Peir de Buganda (ou Pey de Bugando), de son vrai nom Pierre Bigué, est né à Aramits en 1906 où il décède en mars 1987. Dans les années 20, il entre à l'École Normale de Lescar où il suivra des cours de langue avec l’auteur Simin Palay. Cette rencontre le pousse à améliorer sa pratique de l'occitan et son écriture. Tout au long de sa vie, il cherchera à perfectionner son niveau et s'intéressera aux différents parlers des vallées pyrénéennes. Cette expérience avec Simin Palay fera l'objet d'une chronique conservée dans le fonds. A sa sortie de l'École, il est nommé instituteur dans le Vic-Bilh. Puis, vers 1932, Peir se rapproche du Béarn et enseigne de 1932 à 1951 à Féas (ouest d'Oloron). Même s'il n'a pas transmis l'occitan à ses enfants, – car à l'époque il valait mieux parler un français correct que l'occitan –, Pey continuait d'utiliser cette langue qu'il chérissait tant lorsqu'il allait faire un tour à la foire ou au marché d'Oloron.

Avant de réaliser des chroniques pour Radio Oloron, Peir a beaucoup écrit pour le journal La Dépêche de Toulouse dans les années 1982-1983. Il a également été pendant de nombreuses années correspondant pour le journal La République des Pyrénées à Aramits. Ses articles et brouillons d'articles sont précieusement conservés par son fils. Le chroniqueur s'est beaucoup intéressé à la politique nationale mais surtout locale dans ses articles, thèmes que l'on retrouve à plusieurs reprises dans le fonds (chronique sur la carrière d'Henri Laclau, maire d'Oloron de 1977 à 1983, les élections législatives de 1924 et 1928 ou encore le parcours politique d'André Labarrère). Par ailleurs, il s'adonnait à l'écriture de portraits de personnalités (Louis Barthou, etc.), d'ami(e)s proches (André Mariette, l’un des créateurs du Festival de Siros et Henricou) et d'habitants d'Oloron (notable, agriculteurs, voisins, etc.)

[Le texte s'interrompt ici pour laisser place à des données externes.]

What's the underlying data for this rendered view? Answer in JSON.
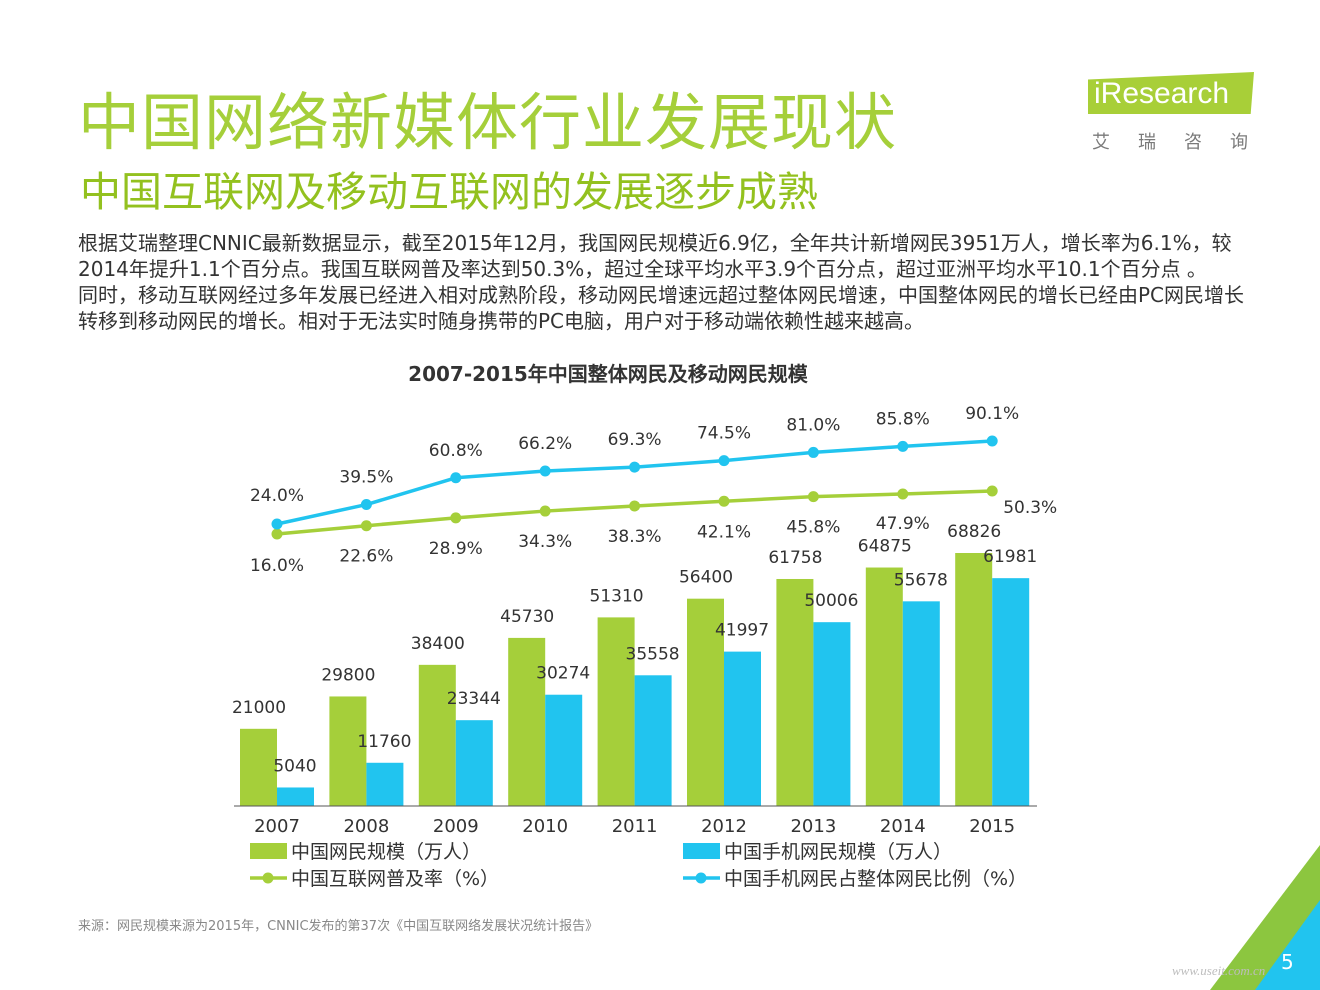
{
  "slide": {
    "title": "中国网络新媒体行业发展现状",
    "subtitle": "中国互联网及移动互联网的发展逐步成熟",
    "paragraphs": [
      "根据艾瑞整理CNNIC最新数据显示，截至2015年12月，我国网民规模近6.9亿，全年共计新增网民3951万人，增长率为6.1%，较2014年提升1.1个百分点。我国互联网普及率达到50.3%，超过全球平均水平3.9个百分点，超过亚洲平均水平10.1个百分点 。",
      "同时，移动互联网经过多年发展已经进入相对成熟阶段，移动网民增速远超过整体网民增速，中国整体网民的增长已经由PC网民增长转移到移动网民的增长。相对于无法实时随身携带的PC电脑，用户对于移动端依赖性越来越高。"
    ],
    "source": "来源：网民规模来源为2015年，CNNIC发布的第37次《中国互联网络发展状况统计报告》",
    "page_number": "5",
    "watermark": "www.useit.com.cn"
  },
  "logo": {
    "text": "Research",
    "cn": "艾瑞咨询"
  },
  "colors": {
    "green": "#a5cf3a",
    "blue": "#21c4ef"
  },
  "chart_data": {
    "type": "bar",
    "title": "2007-2015年中国整体网民及移动网民规模",
    "categories": [
      "2007",
      "2008",
      "2009",
      "2010",
      "2011",
      "2012",
      "2013",
      "2014",
      "2015"
    ],
    "series": [
      {
        "name": "中国网民规模（万人）",
        "kind": "bar",
        "color": "#a5cf3a",
        "values": [
          21000,
          29800,
          38400,
          45730,
          51310,
          56400,
          61758,
          64875,
          68826
        ]
      },
      {
        "name": "中国手机网民规模（万人）",
        "kind": "bar",
        "color": "#21c4ef",
        "values": [
          5040,
          11760,
          23344,
          30274,
          35558,
          41997,
          50006,
          55678,
          61981
        ]
      },
      {
        "name": "中国互联网普及率（%）",
        "kind": "line",
        "color": "#a5cf3a",
        "values": [
          16.0,
          22.6,
          28.9,
          34.3,
          38.3,
          42.1,
          45.8,
          47.9,
          50.3
        ]
      },
      {
        "name": "中国手机网民占整体网民比例（%）",
        "kind": "line",
        "color": "#21c4ef",
        "values": [
          24.0,
          39.5,
          60.8,
          66.2,
          69.3,
          74.5,
          81.0,
          85.8,
          90.1
        ]
      }
    ],
    "bar_ylim": [
      0,
      70000
    ],
    "legend": "bottom",
    "grid": false
  }
}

La notoriété grandissante de Peir de Buganda a tout naturellement conduit Pierre-Louis Giannerini à le contacter pour faire des chroniques sur la toute nouvelle radio Radio Oloron. Chaque semaine, les deux hommes se retrouvaient chez Peir pour l'enregistrement. Selon les dires de Jean-Claude Bigué, son fils, le surnom initialement choisi par son père était Peir de Buganga. Bugangue est un bois situé à Aramits dans lequel Peir et son père avaient pendant une quarantaine d'années chassé la palombe ensemble. Le nom « Peir de Buganda » aurait été inscrit par erreur (coquille journalistique) en signature des articles dans La Dépêche de Toulouse. Peir ne l'aurait jamais modifié par choix.

Présentation du contenu


Le fonds est divisé en trois parties :
- Patrimoine culturel ;
- Société ;
- Programmes radiophoniques généralistes.

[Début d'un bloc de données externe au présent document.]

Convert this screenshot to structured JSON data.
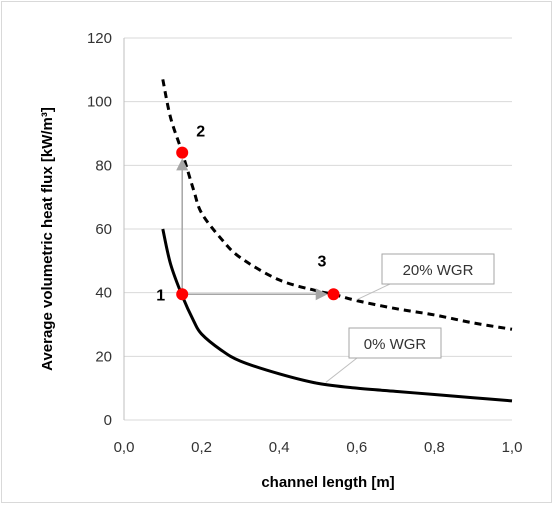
{
  "chart_data": {
    "type": "line",
    "xlabel": "channel  length [m]",
    "ylabel": "Average volumetric  heat  flux [kW/m³]",
    "xlim": [
      0,
      1.0
    ],
    "ylim": [
      0,
      120
    ],
    "x_ticks": [
      "0,0",
      "0,2",
      "0,4",
      "0,6",
      "0,8",
      "1,0"
    ],
    "y_ticks": [
      "0",
      "20",
      "40",
      "60",
      "80",
      "100",
      "120"
    ],
    "grid": "horizontal",
    "series": [
      {
        "name": "0% WGR",
        "style": "solid",
        "color": "#000000",
        "x": [
          0.1,
          0.12,
          0.15,
          0.18,
          0.2,
          0.25,
          0.3,
          0.4,
          0.5,
          0.6,
          0.7,
          0.8,
          0.9,
          1.0
        ],
        "y": [
          60,
          49,
          39,
          31,
          27,
          22,
          18.5,
          14.5,
          11.5,
          10,
          9,
          8,
          7,
          6
        ]
      },
      {
        "name": "20% WGR",
        "style": "dashed",
        "color": "#000000",
        "x": [
          0.1,
          0.12,
          0.15,
          0.18,
          0.2,
          0.25,
          0.3,
          0.4,
          0.5,
          0.54,
          0.6,
          0.7,
          0.8,
          0.9,
          1.0
        ],
        "y": [
          107,
          95,
          84,
          72,
          65,
          57,
          51,
          44,
          40.5,
          39.5,
          37.5,
          35,
          33,
          30.5,
          28.5
        ]
      }
    ],
    "points": [
      {
        "label": "1",
        "x": 0.15,
        "y": 39.5
      },
      {
        "label": "2",
        "x": 0.15,
        "y": 84
      },
      {
        "label": "3",
        "x": 0.54,
        "y": 39.5
      }
    ],
    "arrows": [
      {
        "from": [
          0.15,
          39.5
        ],
        "to": [
          0.15,
          84
        ]
      },
      {
        "from": [
          0.15,
          39.5
        ],
        "to": [
          0.54,
          39.5
        ]
      }
    ],
    "callouts": [
      {
        "text": "0% WGR",
        "series": 0,
        "anchor": [
          0.52,
          11.8
        ]
      },
      {
        "text": "20% WGR",
        "series": 1,
        "anchor": [
          0.6,
          37.8
        ]
      }
    ],
    "point_color": "#ff0000",
    "arrow_color": "#a6a6a6"
  }
}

Peir de Buganda choisissait librement ses interventions pour chaque chronique. Le plus souvent, au début de chaque enregistrement, Pierre-Louis Giannerini, alors animateur/journaliste, faisait un décompte (3-2-1-0) pour lancer la cassette avant de présenter Peir de Buganda, le thème du jour ainsi que la date et l'heure.

Peir lisait d'abord sa chronique en occitan, avant de la traduire en français. Il arrivait que l’animateur pose des questions au moment de l’introduire. Des programmations musicales (chansons ou enregistrements de concerts) viennent compléter certains enregistrements de chroniques. Des journaux d'informations locales ou nationales ainsi que des reportages sur la vie oloronaise sont également conservés dans le fonds.